Firstly, redundant imports like Indian tea were re-exported by Russia to Western markets. From 1958-60, because of this trade diversion, or ‘shunting’, the Indian Directorate General of Commercial Intelligence and Statistics reported that India lost up to 20% in signature commodities sold to developed countries.
Then, in the 1960s, Moscow also asked for naval base rights in Indian ports. To avoid setting a precedent, then Prime Minister Indira Gandhi refused to buckle under pressure from the Russian Navy, believing that the quid pro quo would also threaten regional security in the Indian Ocean. Though national autonomy was not compromised
, India learned an important lesson having been on the receiving end of geopolitical pressure from its trade partner.
As with the Soviet Union then, so is the possibility with China now.
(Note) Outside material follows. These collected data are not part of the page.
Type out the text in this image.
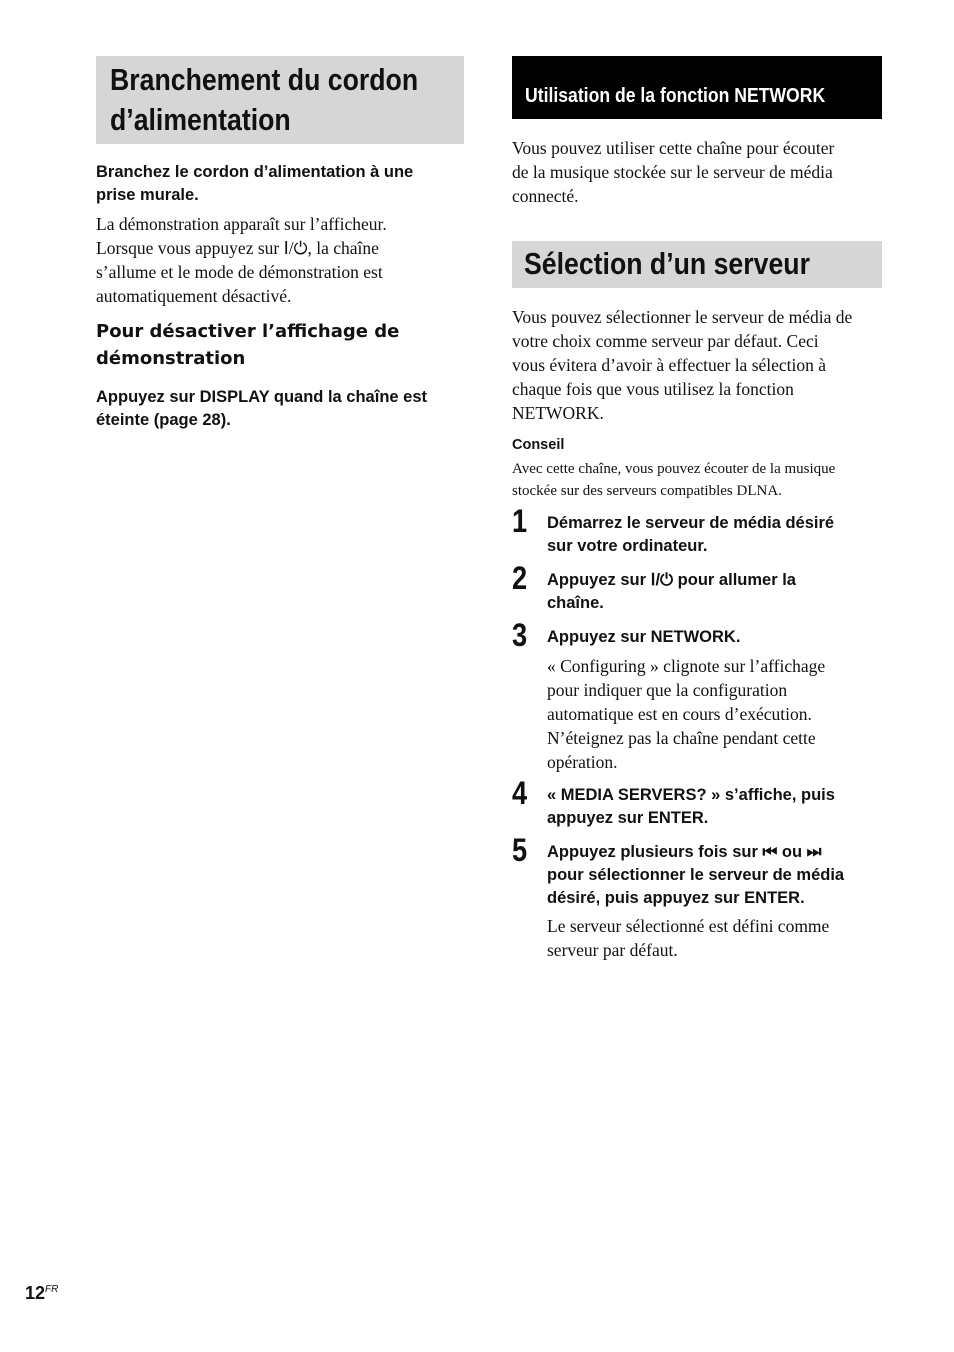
Branchement du cordon
d’alimentation
Branchez le cordon d’alimentation à une
prise murale.
La démonstration apparaît sur l’afficheur.
Lorsque vous appuyez sur Ⅰ/⏻, la chaîne
s’allume et le mode de démonstration est
automatiquement désactivé.
Pour désactiver l’affichage de
démonstration
Appuyez sur DISPLAY quand la chaîne est
éteinte (page 28).
Utilisation de la fonction NETWORK
Vous pouvez utiliser cette chaîne pour écouter
de la musique stockée sur le serveur de média
connecté.
Sélection d’un serveur
Vous pouvez sélectionner le serveur de média de
votre choix comme serveur par défaut. Ceci
vous évitera d’avoir à effectuer la sélection à
chaque fois que vous utilisez la fonction
NETWORK.
Conseil
Avec cette chaîne, vous pouvez écouter de la musique
stockée sur des serveurs compatibles DLNA.
1	Démarrez le serveur de média désiré
sur votre ordinateur.
2	Appuyez sur Ⅰ/⏻ pour allumer la
chaîne.
3	Appuyez sur NETWORK.
« Configuring » clignote sur l’affichage
pour indiquer que la configuration
automatique est en cours d’exécution.
N’éteignez pas la chaîne pendant cette
opération.
4	« MEDIA SERVERS? » s’affiche, puis
appuyez sur ENTER.
5	Appuyez plusieurs fois sur ⏮ ou ⏭
pour sélectionner le serveur de média
désiré, puis appuyez sur ENTER.
Le serveur sélectionné est défini comme
serveur par défaut.
$12^{FR}$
Given the lessons from its past with Russia, India should be concerned with the growing trade deficit with China, estimated to reach $60 billion by 2014-15. If it enters into a similar currency agreement, India can expect trade diversion, geopolitical pressure, and a long-term commitment with its trade partners.
In negotiating its rupee relationship with Russia, H. V. R. Iyengar, then Governor of the RBI, wrote to Prime Minister Jawaharlal Nehru, warning him of the dangers of such currency arrangements. Nehru ignored the Governor’s judgment, declaring that, “political compulsions far outweigh economic considerations.”
A half a century later, India’s motives are economic. BRICS swaps make sense – they save money on imports by freeing India from currency fluctuations and reduce the cost of funds, providing liquidity that businesses require in a tough financial environment. The key for India will be to negotiate favorable terms of agreement. Only then will India’s economic advantages outweigh the geopolitical risks of such a deal.
Samir N. Kapadia is a Researcher at Gateway House: Indian Council on Global Relations.